Yesterday was a bad day. I picked up castings from my local caster and a few had major problems.
One ring lost it's stone during casting. This one had a beautiful marquise shaped sapphire set directly into the wax. Apparently it fell out during the casting process and never was seen again. Now it will be a real challenge to hand set another similar stone in the impression. Marquise shapes are so tough to set flush into the metal. They break really easy and its hard to get the fit right.
Another ring with a beautiful black diamond was at least fixable. Some silver covered the surface of the diamond, hiding the black beauty underneath. Thankfully silver is so much softer than a diamond, so the silver can be carefully polished away without scratching the diamond.
But the real bummer was the casting of a rough diamond stacking ring. A quarter of the silver ring is totally messed up. It is porous and has pits all over. Something that can not be fixed. I will have to redo this again. Hopefully I get all the diamonds out of this screwed up ring. The really bad thing is that last week 2 more people ordered those raw diamond rings and one even has to be done in 18 karat gold. Now I am rally terrified that all those 5 rings will go wrong when I try it again next week. If all goes well it should come out like this ring did.
It is always a challenge using this method. I had some rings come out great and some others were ready for the scrap bin. It seems to be a 50/50 chance. I really wish I could afford my own casting setup to be able to experiment with this more. Unfortunately this equipment is really expensive and needs a large ventilated space. It also eats a lot of energy, so for my low production runs it would be not very sustainable.
The stone in place casting method allows to create some settings that would be almost impossible to get otherwise using the hand set method after the casting is done. Stone-in-place casting dramatically reduces labor costs associated with manually setting tiny gems.

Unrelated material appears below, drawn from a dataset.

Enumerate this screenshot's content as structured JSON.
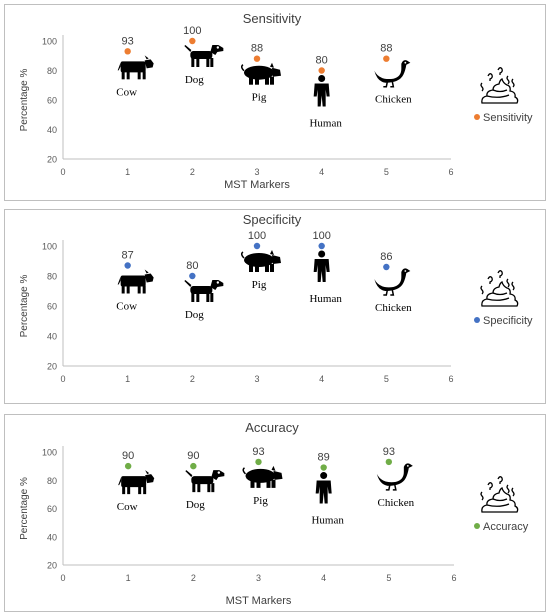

In stone-in-place casting, a wax model of the jewelry piece is created, and the stones are set into the wax prior to casting. The wax model is placed into a flask and a fine-grained, heat-resistant plaster called "investment" is poured around it. Once the plaster has set, the flask is placed into an oven and heated until the wax burns off, leaving behind an empty cavity and the stones, which are held in place in the cavity by the investment. The burn out timing has to be adjusted slightly when stones are in the casting. The temperature changes have to be more gradually as temperature shocks can damage even the hardest stones.
The jewelry metal — normally gold or silver, since platinum's melting temperature is higher than most stones can tolerate — is melted and poured into the cavity, filling the space left by the wax. After the flask cools, an almost finished, stone-set jewelry piece is removed from the investment. Once the sprue is cut off and metal is smoothened, it just needs to be polished.
There are still limitations to what can be done with stone-in-place casting. For example, only certain stones can be used in this technique. Since the melting temperature of gold is 1,700 F to 1,800 F (927 C to 982 C), stones must be able to tolerate fairly high temperatures. Stones that change color when exposed to high temperatures, such as amethyst or blue topaz, or which will burn at these temperatures, such as pearl and turquoise, are not suitable for stone-in-place casting. The most popular choices, unsurprisingly, are diamonds, ruby and sapphire and synthetic stones, which are durable stones with a high tolerance for heat.